Reuni Alumni Pesantren: Merawat Jejaring, Melestarikan Ajaran, dan Memperkuat Ukhuwah

Kyai Ali Barqul Abid dan tamu jamaah
Di tengah gegap gempita Lebaran, Pondok Pesantren Manba’ul Adhim Bagbogo Nganjuk menyuguhkan pemandangan khas: ribuan alumni berbondong-bondang “sowan” ke ndalem Kyai Ali Barqul Abid. Tradisi ini tak sekadar silaturahmi, tetapi menjadi simbol kesetiaan terhadap akar spiritual mereka. Sejak hari pertama Syawal, gelombang tamu didominasi keluarga internal, lalu bergeser ke hari ketiga dengan kedatangan santri dan alumni dari berbagai penjuru—Nganjuk, luar provinsi, bahkan luar pulau. Ritme ini telah berlangsung sejak era almarhum Kyai Imam Muhadi, pendiri pesantren, dan terus hidup hingga kini. 

Di balik keramaian itu, terselip kisah lain yang tak kalah penting: inisiatif para alumni menggelar reuni regional di Nganjuk, Ponorogo, Pacitan, hingga Bojonegoro. Kyai Ali menyambut gembira, meski tak selalu bisa hadir atau menjanjikan kehadirannya. Waktu dan situasi pondok juga puncak-puncaknya pisowanan seperti tradisi sebelumnya. Kasihan santri jauh yang datang kalau tidak bertemu dengan Kyainya. Inilah potret dinamika alumni pesantren yang reuni bukan sekadar nostalgia, melainkan upaya merawat warisan leluhur di tengah zaman yang berubah.

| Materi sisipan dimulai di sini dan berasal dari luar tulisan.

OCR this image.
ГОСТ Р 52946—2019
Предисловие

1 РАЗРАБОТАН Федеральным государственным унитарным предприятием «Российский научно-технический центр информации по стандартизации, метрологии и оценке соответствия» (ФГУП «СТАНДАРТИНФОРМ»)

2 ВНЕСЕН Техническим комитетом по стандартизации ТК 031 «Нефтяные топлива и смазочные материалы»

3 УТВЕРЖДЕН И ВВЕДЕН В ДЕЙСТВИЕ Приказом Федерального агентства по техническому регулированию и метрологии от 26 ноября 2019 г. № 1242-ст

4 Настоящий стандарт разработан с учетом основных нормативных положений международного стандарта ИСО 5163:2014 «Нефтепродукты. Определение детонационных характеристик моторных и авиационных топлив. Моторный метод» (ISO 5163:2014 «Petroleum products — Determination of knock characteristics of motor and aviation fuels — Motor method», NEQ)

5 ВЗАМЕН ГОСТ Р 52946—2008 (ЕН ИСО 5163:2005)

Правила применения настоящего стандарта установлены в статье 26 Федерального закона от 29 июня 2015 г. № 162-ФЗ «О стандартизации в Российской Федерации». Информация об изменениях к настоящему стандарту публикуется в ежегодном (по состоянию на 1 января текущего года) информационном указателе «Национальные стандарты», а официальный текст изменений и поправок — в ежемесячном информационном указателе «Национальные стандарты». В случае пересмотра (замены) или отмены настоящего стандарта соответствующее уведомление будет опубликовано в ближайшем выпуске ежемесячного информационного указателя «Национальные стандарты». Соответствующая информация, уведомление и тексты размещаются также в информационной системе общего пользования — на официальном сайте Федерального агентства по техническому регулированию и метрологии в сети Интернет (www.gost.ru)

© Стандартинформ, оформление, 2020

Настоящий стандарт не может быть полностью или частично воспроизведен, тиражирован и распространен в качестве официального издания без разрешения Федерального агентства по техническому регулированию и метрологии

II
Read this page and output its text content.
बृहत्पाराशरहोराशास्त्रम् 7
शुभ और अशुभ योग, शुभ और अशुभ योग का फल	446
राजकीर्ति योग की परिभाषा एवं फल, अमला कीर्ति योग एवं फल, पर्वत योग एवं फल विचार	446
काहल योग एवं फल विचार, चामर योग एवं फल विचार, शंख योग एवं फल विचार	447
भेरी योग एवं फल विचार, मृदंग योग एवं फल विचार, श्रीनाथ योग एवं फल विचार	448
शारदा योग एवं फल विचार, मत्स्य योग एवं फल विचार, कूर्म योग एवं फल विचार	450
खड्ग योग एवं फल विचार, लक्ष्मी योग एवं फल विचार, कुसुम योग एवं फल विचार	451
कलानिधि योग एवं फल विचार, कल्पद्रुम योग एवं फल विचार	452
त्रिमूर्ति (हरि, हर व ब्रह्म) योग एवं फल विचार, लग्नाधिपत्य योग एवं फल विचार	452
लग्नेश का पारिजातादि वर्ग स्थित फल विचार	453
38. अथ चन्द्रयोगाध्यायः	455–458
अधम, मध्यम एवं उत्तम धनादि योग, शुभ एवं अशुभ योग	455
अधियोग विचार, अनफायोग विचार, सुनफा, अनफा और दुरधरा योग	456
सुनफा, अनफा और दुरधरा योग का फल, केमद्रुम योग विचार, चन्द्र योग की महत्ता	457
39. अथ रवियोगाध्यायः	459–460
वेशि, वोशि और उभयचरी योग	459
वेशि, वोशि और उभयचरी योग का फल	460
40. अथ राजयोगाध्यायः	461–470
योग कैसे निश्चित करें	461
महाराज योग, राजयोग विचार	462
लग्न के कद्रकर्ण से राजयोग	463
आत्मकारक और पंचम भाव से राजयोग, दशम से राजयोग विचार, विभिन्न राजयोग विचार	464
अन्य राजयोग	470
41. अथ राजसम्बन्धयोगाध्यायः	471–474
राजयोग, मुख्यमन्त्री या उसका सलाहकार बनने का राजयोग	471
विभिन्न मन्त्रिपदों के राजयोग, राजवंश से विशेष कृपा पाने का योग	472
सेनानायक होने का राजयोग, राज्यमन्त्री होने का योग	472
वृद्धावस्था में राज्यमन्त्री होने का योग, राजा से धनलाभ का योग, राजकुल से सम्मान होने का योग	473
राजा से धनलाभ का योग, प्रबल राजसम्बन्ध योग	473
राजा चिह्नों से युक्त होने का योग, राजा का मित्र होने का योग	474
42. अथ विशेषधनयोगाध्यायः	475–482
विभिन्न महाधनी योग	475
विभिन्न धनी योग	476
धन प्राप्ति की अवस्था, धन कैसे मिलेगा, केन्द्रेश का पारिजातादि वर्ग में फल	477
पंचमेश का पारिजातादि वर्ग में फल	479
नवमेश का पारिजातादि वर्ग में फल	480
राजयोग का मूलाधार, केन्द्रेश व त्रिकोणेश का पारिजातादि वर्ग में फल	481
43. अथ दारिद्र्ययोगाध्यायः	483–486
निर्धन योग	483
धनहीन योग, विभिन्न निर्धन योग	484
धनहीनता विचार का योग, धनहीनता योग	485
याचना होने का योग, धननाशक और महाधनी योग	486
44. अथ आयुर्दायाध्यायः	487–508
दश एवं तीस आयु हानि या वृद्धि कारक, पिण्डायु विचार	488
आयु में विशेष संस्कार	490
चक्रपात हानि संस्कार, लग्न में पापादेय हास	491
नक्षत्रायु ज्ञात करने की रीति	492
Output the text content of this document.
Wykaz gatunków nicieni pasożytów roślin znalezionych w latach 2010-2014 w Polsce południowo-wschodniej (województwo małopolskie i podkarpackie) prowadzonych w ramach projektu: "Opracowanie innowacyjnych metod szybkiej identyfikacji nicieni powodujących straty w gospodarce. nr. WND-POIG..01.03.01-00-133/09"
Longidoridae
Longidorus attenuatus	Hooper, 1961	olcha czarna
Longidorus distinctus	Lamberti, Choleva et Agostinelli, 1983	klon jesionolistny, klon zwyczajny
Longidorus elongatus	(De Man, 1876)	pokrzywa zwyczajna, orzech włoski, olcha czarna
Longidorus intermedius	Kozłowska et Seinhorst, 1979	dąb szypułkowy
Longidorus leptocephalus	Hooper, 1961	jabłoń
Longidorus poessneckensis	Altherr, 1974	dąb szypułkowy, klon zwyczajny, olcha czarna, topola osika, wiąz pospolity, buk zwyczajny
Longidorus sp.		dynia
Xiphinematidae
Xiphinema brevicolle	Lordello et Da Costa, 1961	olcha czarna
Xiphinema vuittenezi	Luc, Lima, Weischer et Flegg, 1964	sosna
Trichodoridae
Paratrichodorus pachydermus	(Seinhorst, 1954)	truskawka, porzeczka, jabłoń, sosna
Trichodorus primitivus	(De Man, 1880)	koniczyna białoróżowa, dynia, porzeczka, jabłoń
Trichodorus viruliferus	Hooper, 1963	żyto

Reuni alumni pesantren berfungsi sebagai ruang penyambung tali yang kerap terputus oleh jarak dan waktu. Sebagaimana dicontohkan oleh Mas Thoiron (alumni asli Tepel) dan Mas Wiji (Ponorogo), pertemuan ini memungkinkan mereka saling berkabar, bertukar pengalaman hidup, hingga membuka peluang kolaborasi. Dalam konteks pesantren yang basis pendidikannya mengedepankan kebersamaan, reuni menjadi perluasan “keluarga” di dunia luar. Alumni yang bekerja sebagai guru di Ngawi, pengusaha di Bojonegoro, atau aktivis di Pacitan dapat saling mendukung, menciptakan jejaring yang memperkuat peran sosial mereka.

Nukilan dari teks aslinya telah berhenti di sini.